Die Asaker, und Ben Nil ihnen voran, waren ihm nachgesprungen, während ich ruhig sitzen blieb. Sie brachten den aus der Wunde Blutenden geschleppt, wobei sie freilich nicht sehr rücksichtsvoll mit ihm verfuhren. Als er vor mir niedersank, sagte ich:
»Du lachtest mich aus, als ich dich warnte. Und doch hatte ich recht, als ich dich aufforderte, auf deine Beine acht zu haben. Du erkennst von neuem, daß es nicht allzu leicht ist, einen christlichen Effendi zu überlisten.«
Ich untersuchte sein Bein. Die Kugel steckte nicht mehr drin; sie hatte das Schienbein zerschmettert. Ich gab ihm einen Notverband.
»Wir müssen den Hund doppelt festbinden und ihn in unserer Mitte behalten,« meinte Ben Nil.

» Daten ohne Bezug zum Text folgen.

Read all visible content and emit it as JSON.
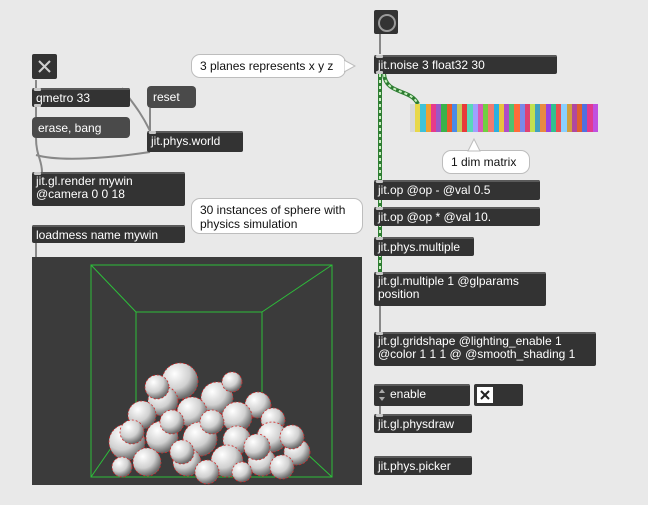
{
  "objects": {
    "qmetro": "qmetro 33",
    "erase_bang": "erase, bang",
    "reset": "reset",
    "phys_world": "jit.phys.world",
    "render_line1": "jit.gl.render mywin",
    "render_line2": "@camera 0 0 18",
    "loadmess": "loadmess name mywin",
    "noise": "jit.noise 3 float32 30",
    "op_minus": "jit.op @op - @val 0.5",
    "op_times": "jit.op @op * @val 10.",
    "phys_multiple": "jit.phys.multiple",
    "gl_multiple_line1": "jit.gl.multiple 1 @glparams",
    "gl_multiple_line2": "position",
    "gridshape_line1": "jit.gl.gridshape @lighting_enable 1",
    "gridshape_line2": "@color 1 1 1 @ @smooth_shading 1",
    "enable_menu": "enable",
    "physdraw": "jit.gl.physdraw",
    "phys_picker": "jit.phys.picker"
  },
  "comments": {
    "planes": "3 planes represents x y z",
    "dim_matrix": "1 dim matrix",
    "instances": "30 instances of sphere with physics simulation"
  },
  "matrix_colors": [
    "#d9d9d9",
    "#e8d84a",
    "#3fc2d8",
    "#f0a030",
    "#e83a8a",
    "#9a58c8",
    "#39b34a",
    "#e85a2a",
    "#4a8ae8",
    "#c8c85a",
    "#e83a3a",
    "#58d8b8",
    "#a0a0ff",
    "#d85ab8",
    "#70d040",
    "#f07a70",
    "#2ab0e0",
    "#e8c040",
    "#b04ac8",
    "#50c070",
    "#ff6a3a",
    "#7a8ae8",
    "#e04070",
    "#c0e050",
    "#40a0c0",
    "#e88a40",
    "#9a40e0",
    "#30c090",
    "#e85050",
    "#8ad0ff",
    "#d0a040",
    "#b048a0",
    "#e06030",
    "#5070e0",
    "#e03a90",
    "#c050e0"
  ],
  "colors": {
    "background": "#e9e9e9",
    "object_bg": "#333333",
    "cord_dark": "#8a8a8a",
    "cord_matrix": "#3aa84a"
  }
}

»Nein,« antwortete ich. »Bald wird er das Wundfieber bekommen, und wenn er dann zu schwatzen beginnt, stört er uns im Schlafe. Tragt ihn da hinüber nach den beiden Kafalah-Bäumen, setzt ihn an dem einen nieder, und bindet ihn so mit dem Rücken an demselben fest, daß er auch den Kopf nicht bewegen kann! Indessen mag Abd Asl einen andern Mann bestimmen, welcher mit dir kämpfen kann.«
Dieser Befehl kam meinen Leuten wohl sonderbar vor, doch führten sie ihn aus, ohne eine Gegenbemerkung zu machen. Sie wußten, daß ich bei allem, was ich that, selbst wenn es scheinbar unerklärlich war, doch einen bestimmten Zweck verfolgte. Und weil ich einen solchen auch jetzt hatte, war meine Kugel nur in das Bein des Flüchtlings gerichtet gewesen.

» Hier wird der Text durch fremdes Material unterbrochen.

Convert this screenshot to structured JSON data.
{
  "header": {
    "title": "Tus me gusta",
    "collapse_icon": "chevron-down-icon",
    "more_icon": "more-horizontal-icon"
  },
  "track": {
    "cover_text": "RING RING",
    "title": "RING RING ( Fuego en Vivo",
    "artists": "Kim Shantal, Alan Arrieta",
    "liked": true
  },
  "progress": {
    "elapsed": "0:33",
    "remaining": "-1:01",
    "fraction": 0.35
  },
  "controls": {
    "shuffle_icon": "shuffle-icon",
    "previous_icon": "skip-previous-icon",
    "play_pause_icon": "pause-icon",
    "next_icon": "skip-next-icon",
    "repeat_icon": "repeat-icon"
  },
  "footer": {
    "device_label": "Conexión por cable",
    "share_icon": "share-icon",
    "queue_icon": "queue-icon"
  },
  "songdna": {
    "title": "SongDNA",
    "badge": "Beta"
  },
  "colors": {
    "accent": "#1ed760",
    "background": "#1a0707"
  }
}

Die Flucht dieses Mannes war mir sehr begreiflich. Er hatte Ibn Asl, den Sklavenräuber, den Sohn des Alten, aufsuchen sollen, um ihn zu benachrichtigen, daß der Angriff gegen uns verunglückt sei und er infolgedessen kommen und die Gefangenen befreien sollte. Der Alte war ergrimmt über das Nichtgelingen dieses Planes; das sah ich seinen Augen an. Er wählte einen andern Mann zum Kampfe aus, und dieser schien allerdings mehr zu fürchten zu sein als der Dschelabi, welcher vorhin nur erwählt worden war, weil er höchst wahrscheinlich ein guter Läufer war.
Der jetzige Gegner Ben Nils hatte fast die tiefdunkle Farbe eines Negers; seine Brust war breit und sein Knochenbau sehr kräftig. Trotzdem zeigte sich Ben Nil nicht im geringsten beunruhigt. Sie standen ungefähr fünf Schritte voneinander, ganz still und bewegungslos. Keiner ließ den Blick von dem Auge des andern. Da plötzlich that der Schwarze einen weiten, tigerartigen Sprung auf Ben Nil zu und holte zum Stoße aus. Er hatte ihn überraschen, vollständig überrumpeln wollen. Der Jüngling aber wich blitzschnell zur Seite, that einen kurzen Quersprung, kam dadurch, ehe dieser sich umdrehen konnte, hinter den Schwarzen und stieß ihm das Messer bis an das Heft in den Rücken. Der Getroffene stürzte da, wo er stand, nieder. Die Klinge war ihm, wie sich nachher zeigte, von hinten in das Herz getroffen.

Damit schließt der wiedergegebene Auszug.